The counters are always lined with baked goods from her family’s bakery in Jeanette which go nicely with the high-end brews, with their hints of black cherry, molasses, nectarine and spice. Because the staff goes through a professional barista program, they know how to pair the coffee with their food, which is homemade and usually locally sourced. “My biggest vision is to create local economies,”says Enrico.
Partners Tom Hambor and Brad Walter saw the change brewing in Highland Park, and one year after Tazzo launched, they opened Food Glorious Food on Bryant Street, just around the block. After a few successful years as a cooking school and retailer of cookware, they decided to open a bakery.
“It started with just four hours on Saturdays—one of the customers coined it “Secret Saturday,”says Hambor. Soon, hungry East Enders clamored for their White Lily Cake, a three-layer vanilla cake with two layers of white chocolate mousse studded with fresh raspberries and covered with a lightly sweetened whipped cream.
For groups of 10 to 28, they still offer cooking classes followed by a sit-down dinner, “like you’re in our home,” says Hambor.
Next door is the domain of chef Kate Romane. who started baking at Enrico’s Biscotti in the Strip. Her culinary training in Mediterranean cooking was in a garage behind Enrico’s, where the lead mechanic would make lunch for his friends.
Now her own e2 (that’s e squared) is cherished by customers for the outstanding food and laid-back atmosphere. When she opened in 2010, she served only brunch, which starts off with savory and sweet donuts and Zeppolis—Italian fried dough that could be cinnamon/cayenne and chocolate, or Sriracha and bleu cheese, or brown sugar and ricotta.
With its Mediterranean focus, brunch includes out-of-this-world polenta with bacon and syrup, beans and greens with sausage and eggs, and pasta aglio with garlic, greens and egg.
Sunday Sauce is her family style, Italian red sauce, Sunday dinner where everyone eats at one long table in the spare-yet-warm downstairs dining room. It fills up weeks in advance, so reserve ahead.
For dinner try grilled romaine with shaved parm, spaghetti aglio and wild mushroom ravioli. The meatballs alone are worth the trip. Just BYOB.
If e2 strikes the perfect note of rustic, just down the block, Joseph Tambellini’s goes for the more refined—yet still fresh and inventive—take on Italian. Here, you get the white tablecloth atmosphere and service consistent with the Tambellini name (the family has run eight local restaurants over the decades).

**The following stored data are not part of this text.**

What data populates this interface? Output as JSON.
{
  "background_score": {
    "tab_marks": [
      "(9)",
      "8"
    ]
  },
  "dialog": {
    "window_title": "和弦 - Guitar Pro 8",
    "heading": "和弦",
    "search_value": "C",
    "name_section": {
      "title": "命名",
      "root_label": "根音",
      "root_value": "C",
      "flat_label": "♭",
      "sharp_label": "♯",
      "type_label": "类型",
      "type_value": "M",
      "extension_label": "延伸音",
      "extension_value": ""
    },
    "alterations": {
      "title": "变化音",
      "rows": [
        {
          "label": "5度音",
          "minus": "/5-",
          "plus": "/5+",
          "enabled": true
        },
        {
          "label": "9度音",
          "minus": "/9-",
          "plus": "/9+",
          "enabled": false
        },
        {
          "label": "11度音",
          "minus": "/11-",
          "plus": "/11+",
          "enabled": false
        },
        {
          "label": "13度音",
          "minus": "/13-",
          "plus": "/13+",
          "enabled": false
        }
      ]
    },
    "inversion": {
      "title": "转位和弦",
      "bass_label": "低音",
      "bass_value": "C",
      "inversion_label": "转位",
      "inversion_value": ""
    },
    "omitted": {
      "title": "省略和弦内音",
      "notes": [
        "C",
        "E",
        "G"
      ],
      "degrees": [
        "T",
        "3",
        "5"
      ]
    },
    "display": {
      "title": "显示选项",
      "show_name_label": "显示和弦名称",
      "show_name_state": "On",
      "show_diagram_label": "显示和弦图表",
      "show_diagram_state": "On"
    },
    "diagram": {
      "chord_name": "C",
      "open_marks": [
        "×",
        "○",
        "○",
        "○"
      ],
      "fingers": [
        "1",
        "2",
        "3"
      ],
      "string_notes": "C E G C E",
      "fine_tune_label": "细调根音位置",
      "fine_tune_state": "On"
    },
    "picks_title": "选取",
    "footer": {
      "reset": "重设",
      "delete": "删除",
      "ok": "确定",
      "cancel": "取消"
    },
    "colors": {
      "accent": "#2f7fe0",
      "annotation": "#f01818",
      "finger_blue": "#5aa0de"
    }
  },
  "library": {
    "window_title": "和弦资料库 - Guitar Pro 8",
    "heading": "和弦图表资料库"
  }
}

When Joseph opened his own restaurant, he “broke that Pittsburgh mentality and came out of the bun a little bit.” He introduced truffles, fiddleheads, ramps, saffron, “things you never saw in Pittsburgh,” says Tambellini, who’s been working in restaurants since he was 12. In their large three-story restaurant with a small patio, he now serves handmade pasta “just like grandma used to make.”
Bryant Street also offers its own version of izakaya, a mix between a tavern and a tapas bar but with deep Japanese roots. Teppanyaki Kyoto is like regular night life in Japan,” says owner Kevin Chen, a place to drink and converse after work with a large selection of Japanese beer, sake, wine and shochu, a Japanese vodka.
Chen’s menu emphasizes small dishes prepared on an open teppanyaki griddle. For those who want a quieter experience, private dining is available with floor seats and straw mats.
“It’s exactly the same taste as in Japan,” he says. A mainstay is the okonomiyaki, a savory Japanese pancake.
“It’s a hidden secret of the neighborhood,”says Hambor. “I adore it.” Romane has called the Shoyu Ramen, “the best in the city.”
With its rough-hewn beams, wide-plank barn floors, and old-school diner chairs, the Smiling Banana Leaf is a cozy gem for Thai with veggie-intensive Tom Yum soup and Thai Basil and Pad See Ew under a giant Buddha painted on the ceiling. While the Smiling Banana Leaf recently expanded its capacity by adding bench seating inside and a few brightly colored cafe tables on the sidewalk, reservations are recommended for dinner. Lunchtime is a good bet for a visit, with no wait and quick service.